Langjährige Haftstrafen nach Foltertod im Drogenmilieu

Nach tagelanger Folter starb 2013 ein Drogenkonsument in einer Basler Wohnung. Jetzt hat das Strafgericht harte Strafen gegen den Haupttäter, dessen Mutter und einen Mittäter verhängt.

«Lässt einen schaudern»: Strafrichterin Susanne Nese zeigte sich an der Urteilsverkündung entsetzt über die Tat im Drogenmilieu.

(Bild: Carol Engler)

Nach tagelanger Folter starb 2013 ein Drogenkonsument in einer Basler Wohnung. Jetzt hat das Strafgericht harte Strafen gegen den Haupttäter, dessen Mutter und einen Mittäter verhängt.

Das Basler Strafgericht hat nach langer Beratung seine Urteile im Tötungsfall im Basler Drogenmilieu gefällt. Auch die Urteilsbegründung fiel aussergewöhnlich lang aus. Richterin Susanne Nese (SP) war sichtlich entsetzt über die Tat, die sich im Winter 2013 in einer Wohnung am St. Johanns-Ring abgespielt hat.

«Was einen schaudern lässt», sagte Susanne Nese an die Adresse des Haupttäters gerichtet, «ist die totale Gefühlskälte. Die Entmenschlichung, wie Sie Ihrem Opfer das Menschsein genommen haben. Sie haben Ünay* gefesselt, gequält und gebrandmarkt wie ein Stück Vieh. Als er tot war, haben Sie ihn wie ein Stück Vieh in eine Kiste verfrachtet, haben ihn aufgeschlitzt und verfaulen lassen. Sie sind innerlich und äusserlich komplett verwahrlost.» 

In die Drogen geboren

Eine detaillierte Rekonstruktion der Ereignisse hat die TagesWoche zum Prozessauftakt veröffentlicht. Jetzt wurde der 28-jährige Stefan* wegen Freiheitsberaubung und vorsätzlicher Tötung zu zehn Jahren Freiheitsstrafe verurteilt. Parallel dazu muss der seit seiner Jugend Schwerstabhängige eine ambulante Drogentherapie durchlaufen.
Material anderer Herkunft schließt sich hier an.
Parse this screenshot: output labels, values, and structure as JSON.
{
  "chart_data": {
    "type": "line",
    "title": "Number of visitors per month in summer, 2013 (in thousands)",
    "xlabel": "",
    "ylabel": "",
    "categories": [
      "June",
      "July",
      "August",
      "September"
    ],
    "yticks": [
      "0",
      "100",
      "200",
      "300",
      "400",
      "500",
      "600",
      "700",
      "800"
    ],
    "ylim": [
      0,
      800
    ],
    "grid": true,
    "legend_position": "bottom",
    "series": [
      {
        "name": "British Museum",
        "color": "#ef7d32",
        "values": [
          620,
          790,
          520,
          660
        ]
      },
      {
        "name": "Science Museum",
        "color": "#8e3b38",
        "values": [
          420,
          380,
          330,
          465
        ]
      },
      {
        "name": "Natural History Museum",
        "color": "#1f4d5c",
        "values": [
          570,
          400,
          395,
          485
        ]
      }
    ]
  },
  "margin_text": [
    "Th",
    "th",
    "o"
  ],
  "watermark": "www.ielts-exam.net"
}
Mittäter Fabrizio* wurde zu 8,25 Jahren Haft verurteilt, zusätzlich muss er eine stationäre Therapie absolvieren. Bei ihm stellte ein Gutachter eine dissoziative Persönlichkeitsstörung fest. Die 56-jährige Mutter Stefans, langjährige Drogenkonsumentin, verurteilte das Gericht wegen Gehilfenschaft zu fünf Jahren Haft. Keinem der Täter attestierten die Richter eine verminderte Schuldfähigkeit. Sie blieben, ausser bei der Mutter, leicht unter den Forderungen der Staatsanwaltschaft. Diese hatte für Stefan 12,5 Jahre gefordert und für Fabrizio zehn. 

Tod nach Überdosis

Alle drei hausten im Dezember 2013 in der Wohnung der Mutter. Dort verbrachten sie ihren Alltag, konsumierten und handelten mit Heroin, Kokain und anderen Stoffen. Auch das Opfer Ünay hielt sich als Hilfskraft der Dealer-WG in der Wohnung auf. Nachdem Stefan Ünay des Diebstahls bezichtigt hatte, hielten sie den Heroinsüchtigen während Tagen fest, um ein Geständnis aus ihm herauszupressen. Als sich sein Gesundheitszustand rapide verschlechtert hatte, setzte ihm Stefan eine Spritze mit einer hohen Dosierung des Heroinersatzstoffes Diaphin. Sein Tod war dann die Folge einer Überdosis. 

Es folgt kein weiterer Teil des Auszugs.